No entanto, embora Manson pareça perfeito aos olhos de Leslie, o telespectador consegue ver pequenas questões que são obviamente problemáticas, como a maneira com que ele trata as pessoas que fazem parte da família, como ele sugere que as garotas mantenham relações sexuais com ele – embora jamais as obrigue – e que elas pensem em seus pais durante o ato e como ele obriga as garotas a usarem da sua sexualidade para angariar outros membros ou distrair pessoas, quando necessário.
Claro que diferentemente de Leslie, que está completamente inserida naquele contexto e encantada com Manson, nós sabemos como tudo aquilo vai terminar e, por isso, temos uma vantagem em relação aos personagens. Mas o que desperta a atenção mais ainda é a reação de Manson à rejeição de sua música.

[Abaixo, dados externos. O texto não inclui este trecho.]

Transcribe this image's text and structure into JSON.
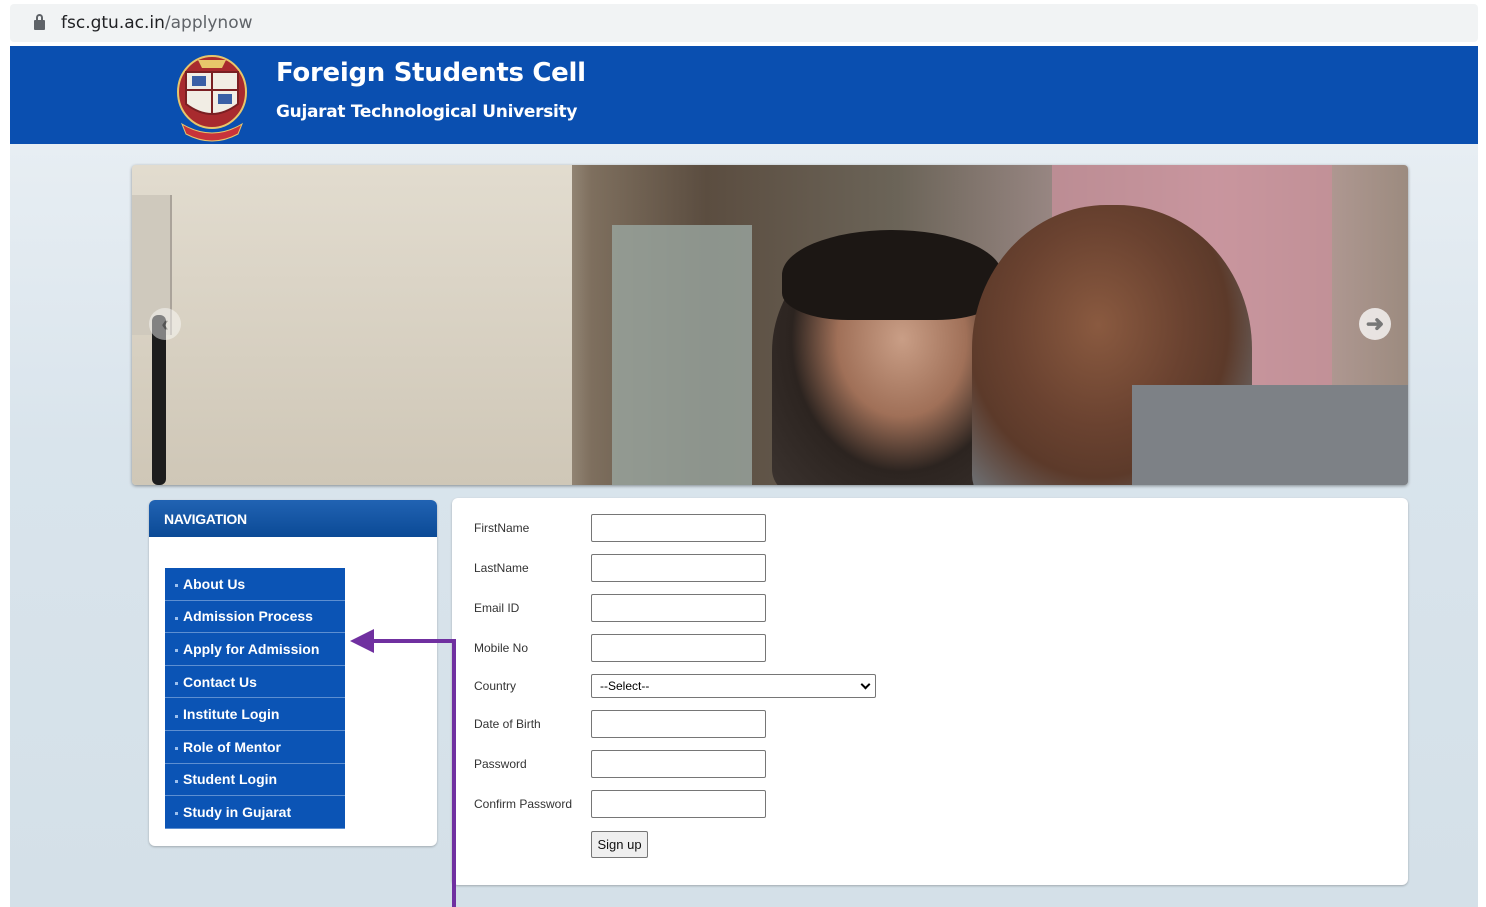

Quando Melcher vai ao rancho escutar Manson cantar, fica claro que embora seus seguidores estejam absolutamente seduzidos por Manson, Melcher não está sequer animado. Quando o produtor deixa claro que não tem interesse em Manson, ele perde toda a sua compostura e esquece o seu discurso de paz e amor. Fica óbvio que ele não se importa com nada do que falou para os seus seguidores e tudo isso desemboca na crueldade e na violência que terminaram nos assassinatos cometidos pela família.
Aspectos técnicos de As Discípulas de Charles Manson
Como todo o filme que se passa no passado, As Discípulas de Charles Manson tem o cuidado de colocar o telespectador naquele período. Aqui, isso aparece ainda mais, uma vez que estamos inseridos, de maneira segura, na família Manson, junto com Leslie.
A ambientação é muito bem feita, o rancho é reconstituído, assim como a maneira com que as relações se desenvolviam no local. Os figurinos nos remetem diretamente à ideia que nós temos tanto das comunidades hippies, quanto dos membros da família Manson.
O filme tem boas atuações também. Hannah Murray interpreta a personagem que mais aparece e ela se sai bem no papel, transmite essa ideia de inocência, que pode ser facilmente corrompida. Mas quem chama a atenção, mesmo com menos tempo de tela é o Manson de Matt Smith. O ator está bem caracterizado e interpreta um personagem bem diferente do que estamos acostumados a vê-lo interpretar. Ele é tão convincente, quanto dizem que o próprio Manson era.
O grande destaque de As Discípulas de Charles Manson é esse protagonismo feminino, que pela primeira vez dá voz para personagens que são normalmente retratadas dentro de estereótipos. O filme também se preocupa em mostrar essas pessoas como pessoas reais e não como receptáculos do mal. Podemos dizer que Leslie, Patricia e Susan não têm culpa nos assassinatos Tate-LaBianca? De maneira nenhuma. Mas o que o filme parece querer fazer é entender como que elas – e alguns outros – chegaram a esse ponto.
O filme segue uma história que já foi contada diversas vezes, mas ganha quando a conta do único ponto de vista que parecia faltar.